Dinner at Pinoy Home

(In Tagalong) “Kain lang kayo ng kain, walanghiya kayo, pakiramdam nyo bahay nyo to!”

(First Translation) “Eat all you can, don’t be shy, and you’ll feel at home!”

(Second Translation) “Eat, eat, eat you old son of a gun, you think this your house!”

This is probably one of the most common sayings that is given during a feast at a Filipino home. The informant was born in the northern part of the Philippines on a small province known as Ilocos Norte. He remembers that near the end of each month, he would wake up early in the morning to gather all the vegetables, meats, poultry, and rice to cook for the feast that would take a complete week to prepare. People, including family and strangers, would come to his home, because his family was notable for providing the largest feasts and the best entertainment. And one of the first few greetings they would tell their guests was this phrase. He found this greeting particularly interesting and comical, because it is somewhat an offensive statement when translated correctly, but it is meant to be a statement of hospitality. His family brought this tradition to the United States, which is frequently used whenever they have parties and/or big feasts.

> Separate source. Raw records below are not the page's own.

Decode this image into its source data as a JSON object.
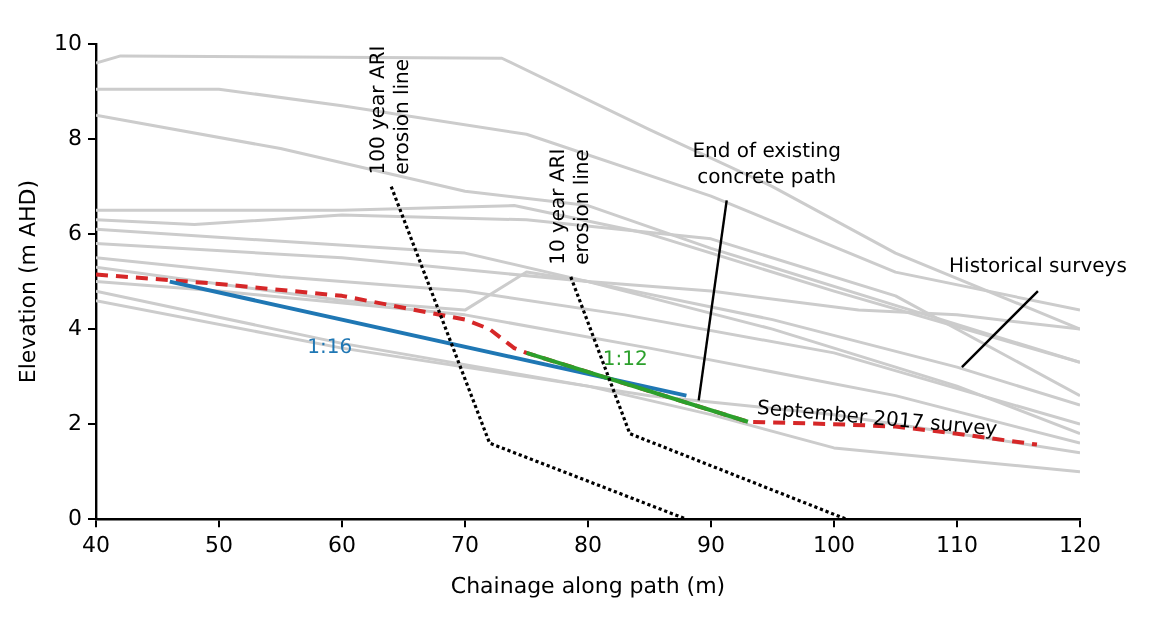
{
  "chart_data": {
    "type": "line",
    "xlabel": "Chainage along path (m)",
    "ylabel": "Elevation (m AHD)",
    "xlim": [
      40,
      120
    ],
    "xticks": [
      40,
      50,
      60,
      70,
      80,
      90,
      100,
      110,
      120
    ],
    "ylim": [
      0,
      10
    ],
    "yticks": [
      0,
      2,
      4,
      6,
      8,
      10
    ],
    "grid": false,
    "legend": false,
    "marker": "none",
    "series": [
      {
        "color": "#cccccc",
        "x": [
          40,
          42,
          73,
          85,
          95,
          105,
          120
        ],
        "values": [
          9.6,
          9.75,
          9.7,
          8.2,
          7.0,
          5.6,
          4.0
        ]
      },
      {
        "color": "#cccccc",
        "x": [
          40,
          50,
          60,
          75,
          90,
          105,
          120
        ],
        "values": [
          9.05,
          9.05,
          8.7,
          8.1,
          6.8,
          5.2,
          4.4
        ]
      },
      {
        "color": "#cccccc",
        "x": [
          40,
          55,
          70,
          80,
          90,
          105,
          120
        ],
        "values": [
          8.5,
          7.8,
          6.9,
          6.6,
          5.7,
          4.5,
          3.3
        ]
      },
      {
        "color": "#cccccc",
        "x": [
          40,
          60,
          74,
          85,
          100,
          120
        ],
        "values": [
          6.5,
          6.5,
          6.6,
          6.0,
          4.8,
          3.3
        ]
      },
      {
        "color": "#cccccc",
        "x": [
          40,
          48,
          60,
          75,
          90,
          105,
          120
        ],
        "values": [
          6.3,
          6.2,
          6.4,
          6.3,
          5.9,
          4.7,
          2.6
        ]
      },
      {
        "color": "#cccccc",
        "x": [
          40,
          70,
          80,
          90,
          102,
          110,
          120
        ],
        "values": [
          6.1,
          5.6,
          5.0,
          4.8,
          4.4,
          4.3,
          4.0
        ]
      },
      {
        "color": "#cccccc",
        "x": [
          40,
          60,
          80,
          95,
          110,
          120
        ],
        "values": [
          5.8,
          5.5,
          5.0,
          4.2,
          3.2,
          2.4
        ]
      },
      {
        "color": "#cccccc",
        "x": [
          40,
          55,
          70,
          83,
          100,
          120
        ],
        "values": [
          5.5,
          5.1,
          4.8,
          4.3,
          3.5,
          2.0
        ]
      },
      {
        "color": "#cccccc",
        "x": [
          40,
          60,
          70,
          75,
          80,
          95,
          110,
          120
        ],
        "values": [
          5.3,
          4.6,
          4.4,
          5.2,
          5.0,
          4.0,
          2.8,
          1.8
        ]
      },
      {
        "color": "#cccccc",
        "x": [
          40,
          50,
          70,
          85,
          105,
          120
        ],
        "values": [
          5.0,
          4.8,
          4.3,
          3.6,
          2.6,
          1.6
        ]
      },
      {
        "color": "#cccccc",
        "x": [
          40,
          60,
          75,
          85,
          100,
          120
        ],
        "values": [
          4.6,
          3.6,
          3.0,
          2.6,
          2.2,
          1.4
        ]
      },
      {
        "color": "#cccccc",
        "x": [
          40,
          60,
          80,
          90,
          100,
          120
        ],
        "values": [
          4.8,
          3.7,
          2.8,
          2.2,
          1.5,
          1.0
        ]
      },
      {
        "color": "#d62728",
        "line_style": "dashed",
        "x": [
          40,
          50,
          60,
          65,
          70,
          72,
          74,
          75,
          93,
          100,
          105,
          110,
          116.5
        ],
        "values": [
          5.15,
          4.95,
          4.7,
          4.45,
          4.2,
          4.0,
          3.6,
          3.5,
          2.05,
          2.0,
          1.95,
          1.8,
          1.57
        ]
      },
      {
        "color": "#1f77b4",
        "x": [
          46,
          88
        ],
        "values": [
          5.0,
          2.6
        ]
      },
      {
        "color": "#2ca02c",
        "x": [
          75,
          93
        ],
        "values": [
          3.5,
          2.05
        ]
      },
      {
        "color": "#000000",
        "line_style": "dotted",
        "x": [
          64,
          72,
          88
        ],
        "values": [
          7.0,
          1.6,
          0
        ]
      },
      {
        "color": "#000000",
        "line_style": "dotted",
        "x": [
          78.6,
          83.4,
          101
        ],
        "values": [
          5.1,
          1.8,
          0
        ]
      }
    ],
    "annotations": [
      {
        "text": "100 year ARI erosion line",
        "x": 64,
        "y": 7.0
      },
      {
        "text": "10 year ARI erosion line",
        "x": 78.6,
        "y": 5.1
      },
      {
        "text": "End of existing concrete path",
        "x": 89,
        "y": 2.5
      },
      {
        "text": "Historical surveys",
        "x": 110.4,
        "y": 3.2
      },
      {
        "text": "1:16",
        "x": 59,
        "y": 3.6
      },
      "1:12",
      {
        "text": "September 2017 survey",
        "x": 103.5,
        "y": 2.1
      }
    ]
  }
}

My informant provided the saying in tagalog, as well as two English translations. The First Translation is the intended meaning, and the Second Translation is the actual interpretation.

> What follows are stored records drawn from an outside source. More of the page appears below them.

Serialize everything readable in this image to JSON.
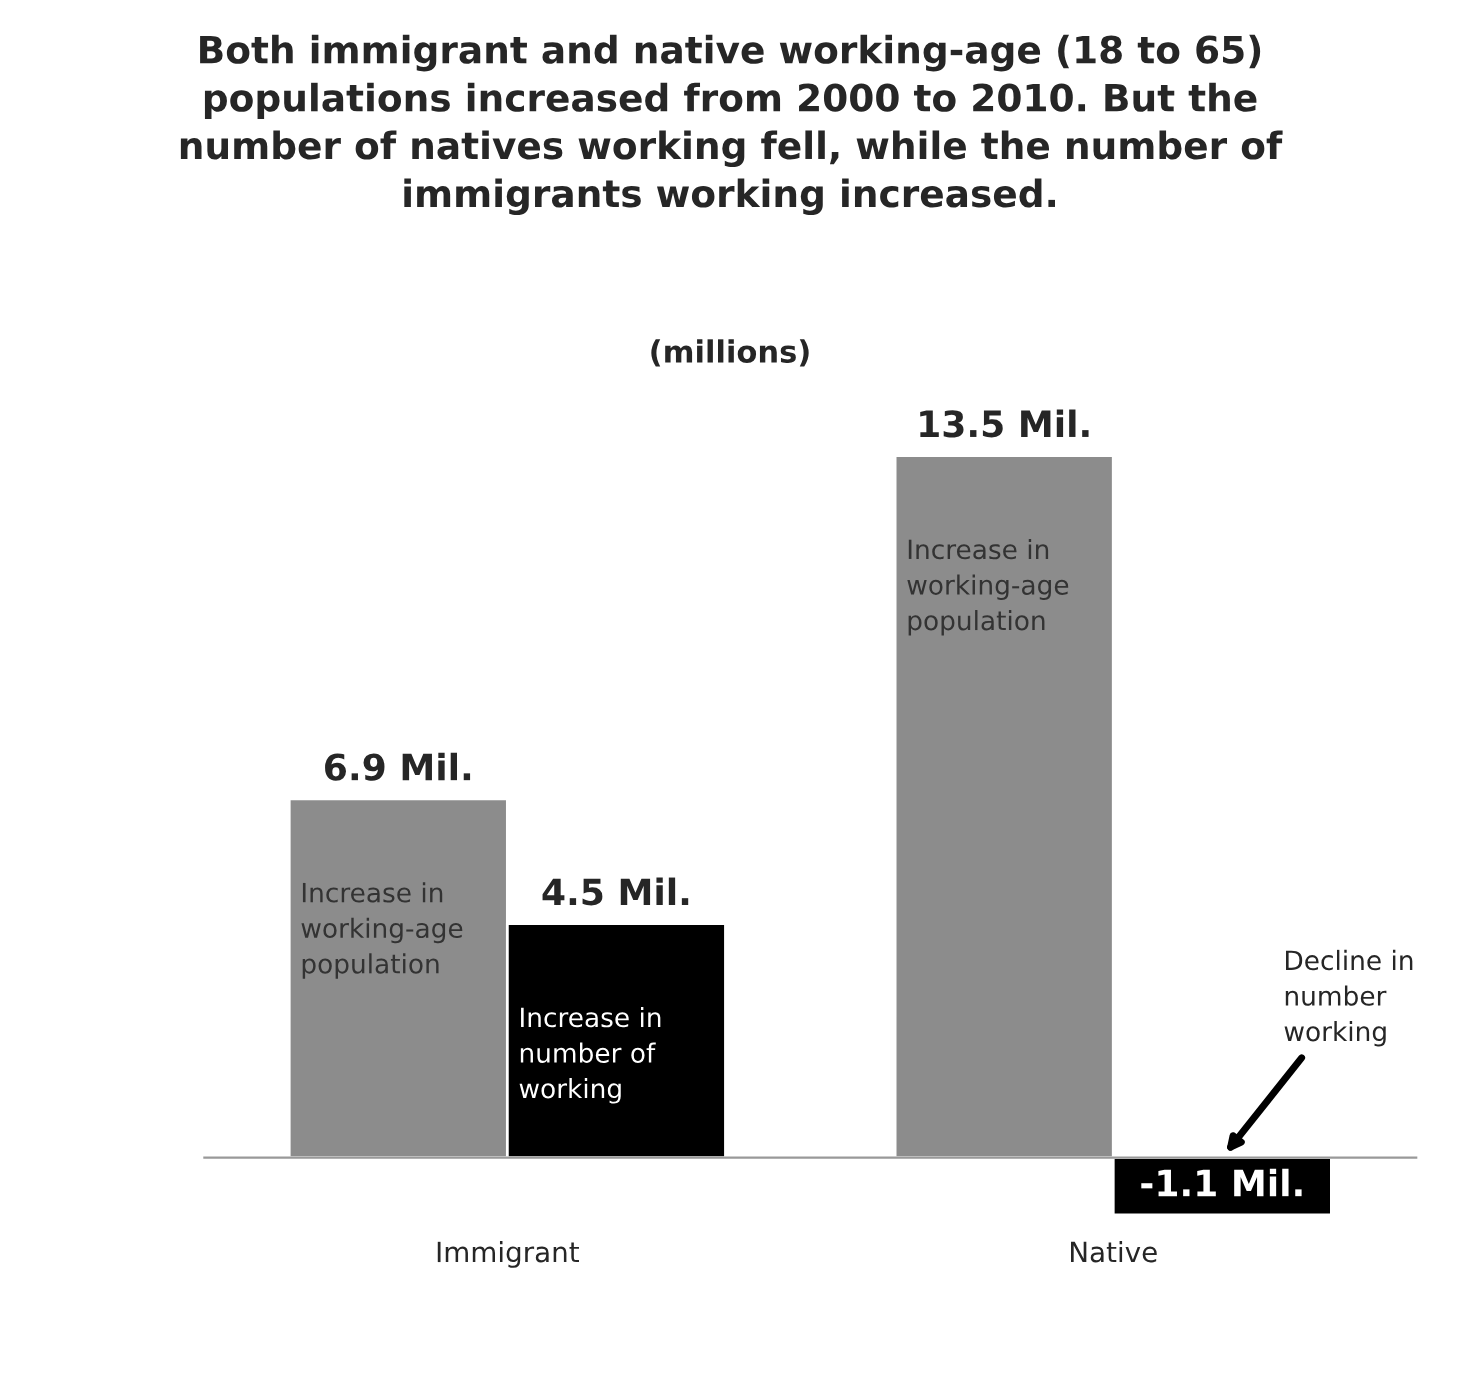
{
  "chart_data": {
    "type": "bar",
    "title": "Both immigrant and native working-age (18 to 65) populations increased from 2000 to 2010. But the number of natives working fell, while the number of immigrants working increased.",
    "subtitle": "(millions)",
    "categories": [
      "Immigrant",
      "Native"
    ],
    "series": [
      {
        "name": "Increase in working-age population",
        "color": "#8c8c8c",
        "values": [
          6.9,
          13.5
        ],
        "value_labels": [
          "6.9 Mil.",
          "13.5 Mil."
        ]
      },
      {
        "name": "Increase in number of working",
        "color": "#000000",
        "values": [
          4.5,
          -1.1
        ],
        "value_labels": [
          "4.5 Mil.",
          "-1.1 Mil."
        ]
      }
    ],
    "annotations": [
      "Decline in number working"
    ],
    "grid": false,
    "legend": false
  }
}
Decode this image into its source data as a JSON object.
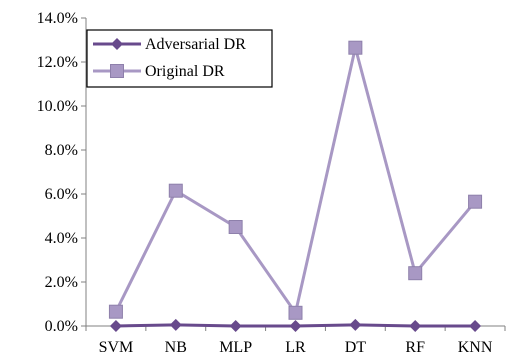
{
  "chart_data": {
    "type": "line",
    "categories": [
      "SVM",
      "NB",
      "MLP",
      "LR",
      "DT",
      "RF",
      "KNN"
    ],
    "series": [
      {
        "name": "Adversarial DR",
        "color": "#684a8c",
        "marker": "diamond",
        "values": [
          0.0,
          0.05,
          0.0,
          0.0,
          0.05,
          0.0,
          0.0
        ]
      },
      {
        "name": "Original DR",
        "color": "#a898c4",
        "marker": "square",
        "values": [
          0.65,
          6.15,
          4.5,
          0.6,
          12.65,
          2.4,
          5.65
        ]
      }
    ],
    "ylim": [
      0,
      14
    ],
    "yticks": [
      0,
      2,
      4,
      6,
      8,
      10,
      12,
      14
    ],
    "ytick_labels": [
      "0.0%",
      "2.0%",
      "4.0%",
      "6.0%",
      "8.0%",
      "10.0%",
      "12.0%",
      "14.0%"
    ],
    "grid": false,
    "legend_position": "top-left"
  }
}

My review of this piece is to interpret it as both a saying and as a joke. As the informant had indicated, the greeting’s intended meaning is different from its literal meaning. And from my own experience with hearing and using the saying myself, I can agree that many use it as a sign of kindness. I also found this to be very interesting after learning the two translations, because it teaches a lesson that we shouldn’t take things for their face value. For example, this saying can be seen as a joke rather than an insult as suggested by the literal interpretation. Those who can interpret the phrase correctly usually respond by laughing. It is not to be taken as if outsiders are perceived as taking advantage of other’s generosity. Further, one’s interpretation can depend on how someone says it through their tone and physical gestures. Together, these considerations can lead us to believe that statements should not be understood by looking at translations in their literal sense. And there are additional aspects that need to be considered in order to fully understand the meaning of spoken words and phrases.